During Mr. Woolf’s administration from 1959 to 1968, the school grew tremendously and he steered its transfer from the Texas A&M system to the UT system.
He was also at the helm when the school admitted its first African-American student.
“He was the founding father, I would say,” said former UTA President Wendell Nedderman. “It was his leadership at critical times at UTA that did well for that institution.
“He epitomized the perfect gentleman in all respects, but he was willing to make decisions that were in the best interest of the university. What more could you ask?”
In 1957, Mr. Woolf, a mechanical engineer, was appointed a dean at what was then known as Arlington State College, then a part of the Texas A&M system.
He was named acting president in 1958 after the sudden death of President E.H. Hereford. The next year, he was named the permanent president.
It was a time of great growth for the school. From 1949 until 1967, the school’s enrollment grew from 1,532 to about 11,000, a university spokeswoman said.
“The college grew faster than he could fund it,” said his son, Charles Woolf. “He used to spend a lot of time drawing plans for buildings.”
In 1959, the school went from junior college status to a four-year, baccalaureate-degree institution.
Three years later, the first black student enrolled, according to Transitions: A Centennial History of The University of Texas at Arlington.
Nedderman, who was recruited by Mr. Woolf to be the dean of the school’s new school of engineering in 1959, said his friend didn’t shy away from the tough decisions. Nedderman was president for 20 years and retired in 1992.
“It was bound to come, and he expedited it. He thought it was the right thing to do,” he said.
In 1965, the school joined the UT system, and Mr. Woolf fostered the school’s first graduate programs as he worked to achieve the accreditation of five engineering baccalaureate programs.
After stepping down as president in 1968, Mr. Woolf remained a professor of mechanical engineering at UTA until he retired in 1989. He continued to teach mechanical engineering courses until 1994, according to the school.

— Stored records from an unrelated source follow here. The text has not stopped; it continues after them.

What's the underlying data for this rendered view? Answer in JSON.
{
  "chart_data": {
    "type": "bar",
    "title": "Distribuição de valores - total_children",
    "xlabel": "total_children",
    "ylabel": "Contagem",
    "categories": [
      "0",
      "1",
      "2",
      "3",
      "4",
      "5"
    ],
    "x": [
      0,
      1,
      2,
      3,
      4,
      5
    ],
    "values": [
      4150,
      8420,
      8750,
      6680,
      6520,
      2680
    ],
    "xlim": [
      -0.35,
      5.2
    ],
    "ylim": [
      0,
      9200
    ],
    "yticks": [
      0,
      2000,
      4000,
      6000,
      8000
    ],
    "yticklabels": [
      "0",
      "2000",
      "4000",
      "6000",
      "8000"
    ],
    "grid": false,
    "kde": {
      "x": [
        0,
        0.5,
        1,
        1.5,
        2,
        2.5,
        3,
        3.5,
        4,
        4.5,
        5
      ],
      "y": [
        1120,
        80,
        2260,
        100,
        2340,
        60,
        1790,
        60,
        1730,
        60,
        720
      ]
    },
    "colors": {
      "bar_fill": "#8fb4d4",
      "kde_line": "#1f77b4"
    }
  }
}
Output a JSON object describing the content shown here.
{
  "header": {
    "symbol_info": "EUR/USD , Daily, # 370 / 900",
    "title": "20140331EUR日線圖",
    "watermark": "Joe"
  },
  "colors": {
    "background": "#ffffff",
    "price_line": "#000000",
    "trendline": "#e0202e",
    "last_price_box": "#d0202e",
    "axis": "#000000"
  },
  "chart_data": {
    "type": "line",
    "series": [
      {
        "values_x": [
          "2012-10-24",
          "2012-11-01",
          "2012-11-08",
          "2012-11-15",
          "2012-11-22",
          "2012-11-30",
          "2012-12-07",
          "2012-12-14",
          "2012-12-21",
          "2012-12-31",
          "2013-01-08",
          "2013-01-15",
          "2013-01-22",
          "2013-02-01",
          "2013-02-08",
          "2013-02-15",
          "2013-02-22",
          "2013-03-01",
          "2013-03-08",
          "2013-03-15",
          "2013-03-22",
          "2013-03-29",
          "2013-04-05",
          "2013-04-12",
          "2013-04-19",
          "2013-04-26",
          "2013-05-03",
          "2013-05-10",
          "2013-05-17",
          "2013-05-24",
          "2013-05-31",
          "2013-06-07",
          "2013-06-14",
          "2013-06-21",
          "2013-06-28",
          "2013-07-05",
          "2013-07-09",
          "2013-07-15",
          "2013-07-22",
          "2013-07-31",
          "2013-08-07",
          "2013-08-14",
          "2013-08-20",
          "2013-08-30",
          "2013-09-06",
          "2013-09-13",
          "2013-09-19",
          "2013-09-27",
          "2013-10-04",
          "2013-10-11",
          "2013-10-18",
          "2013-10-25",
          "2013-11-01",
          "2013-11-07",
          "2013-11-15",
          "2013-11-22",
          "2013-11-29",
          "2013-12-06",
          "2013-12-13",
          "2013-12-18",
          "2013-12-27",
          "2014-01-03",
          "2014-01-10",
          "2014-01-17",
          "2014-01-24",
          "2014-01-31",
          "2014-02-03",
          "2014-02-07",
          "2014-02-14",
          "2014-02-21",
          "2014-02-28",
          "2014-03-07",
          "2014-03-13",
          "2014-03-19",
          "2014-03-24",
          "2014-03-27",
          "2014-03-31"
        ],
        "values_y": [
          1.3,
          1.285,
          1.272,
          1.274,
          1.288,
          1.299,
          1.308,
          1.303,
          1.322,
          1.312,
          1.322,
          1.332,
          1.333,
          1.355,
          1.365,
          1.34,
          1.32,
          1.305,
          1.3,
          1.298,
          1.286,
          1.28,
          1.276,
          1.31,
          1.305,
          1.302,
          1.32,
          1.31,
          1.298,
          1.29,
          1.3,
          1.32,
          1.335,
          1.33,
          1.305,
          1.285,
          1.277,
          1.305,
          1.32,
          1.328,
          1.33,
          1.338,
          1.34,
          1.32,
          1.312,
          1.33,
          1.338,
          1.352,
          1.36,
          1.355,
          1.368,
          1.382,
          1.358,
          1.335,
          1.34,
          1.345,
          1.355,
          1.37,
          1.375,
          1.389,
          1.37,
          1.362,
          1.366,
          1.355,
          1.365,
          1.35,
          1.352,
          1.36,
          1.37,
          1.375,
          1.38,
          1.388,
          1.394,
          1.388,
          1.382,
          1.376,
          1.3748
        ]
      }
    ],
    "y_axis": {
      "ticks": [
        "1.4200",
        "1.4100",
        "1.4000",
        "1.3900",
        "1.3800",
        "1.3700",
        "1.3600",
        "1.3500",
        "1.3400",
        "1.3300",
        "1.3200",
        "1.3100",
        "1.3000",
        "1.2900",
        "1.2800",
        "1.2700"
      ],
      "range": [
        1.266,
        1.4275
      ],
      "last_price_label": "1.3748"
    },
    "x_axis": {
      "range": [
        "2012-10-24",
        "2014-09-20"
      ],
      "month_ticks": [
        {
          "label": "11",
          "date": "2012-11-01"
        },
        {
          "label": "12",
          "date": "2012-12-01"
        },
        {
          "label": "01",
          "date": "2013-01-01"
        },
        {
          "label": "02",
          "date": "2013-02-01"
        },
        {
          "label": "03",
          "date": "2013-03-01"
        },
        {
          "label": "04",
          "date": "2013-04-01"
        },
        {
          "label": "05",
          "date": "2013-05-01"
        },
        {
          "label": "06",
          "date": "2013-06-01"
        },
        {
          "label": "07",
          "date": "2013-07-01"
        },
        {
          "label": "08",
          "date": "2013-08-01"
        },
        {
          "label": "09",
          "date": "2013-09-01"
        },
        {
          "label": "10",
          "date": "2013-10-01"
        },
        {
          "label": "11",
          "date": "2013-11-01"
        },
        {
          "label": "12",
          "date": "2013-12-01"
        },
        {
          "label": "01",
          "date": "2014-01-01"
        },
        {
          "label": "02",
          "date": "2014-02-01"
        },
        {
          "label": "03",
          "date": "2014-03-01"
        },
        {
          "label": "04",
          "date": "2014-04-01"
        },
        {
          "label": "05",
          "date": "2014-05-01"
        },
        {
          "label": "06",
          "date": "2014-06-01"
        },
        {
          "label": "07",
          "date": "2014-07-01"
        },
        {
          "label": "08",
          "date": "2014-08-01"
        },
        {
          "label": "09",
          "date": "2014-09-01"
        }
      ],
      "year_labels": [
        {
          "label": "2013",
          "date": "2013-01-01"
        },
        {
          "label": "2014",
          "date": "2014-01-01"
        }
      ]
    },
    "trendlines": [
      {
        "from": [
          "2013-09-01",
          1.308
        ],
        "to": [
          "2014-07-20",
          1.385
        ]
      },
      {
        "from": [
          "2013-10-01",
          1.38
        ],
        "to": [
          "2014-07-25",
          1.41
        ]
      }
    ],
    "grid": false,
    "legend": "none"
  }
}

Woolf Hall, the second-largest building in the UT Arlington College of Engineering, bears his name.
“He was pretty unassuming, pretty factual. He was an engineer,” Charles Woolf said. “Anything he did, it was not a big deal. He was very humble and modest, like many of his generation. You didn’t talk about your accomplishments, you just went out and did it.”
As a child in Arlington, Charles Woolf said, people would ask him what his dad did for a living. His father told him to “ ‘tell them I’m an educator,’ even when he was president of UTA.”
“It says a lot about his character. That was the most important thing to him,” he said.
Mr. Woolf was born June 10, 1924, in Trinidad in East Texas.
He entered Texas A&M in 1941 but in 1943 went on active duty in the Army. He became a commissioned officer in the Air Corps. After more than three years’ service, including a year in the Philippines, he re-entered Texas A&M and received bachelor’s and master’s degrees.
In 1948, he married Martha Frazar of Strawn. They moved to Indiana, where he was an instructor and graduate student at Purdue University, where he also earned his doctorate in 1951.
In addition to his son Charles, survivors include son Mark Woolf; two grandchildren; and two great-grandchildren; and a sister, Lila Caraway.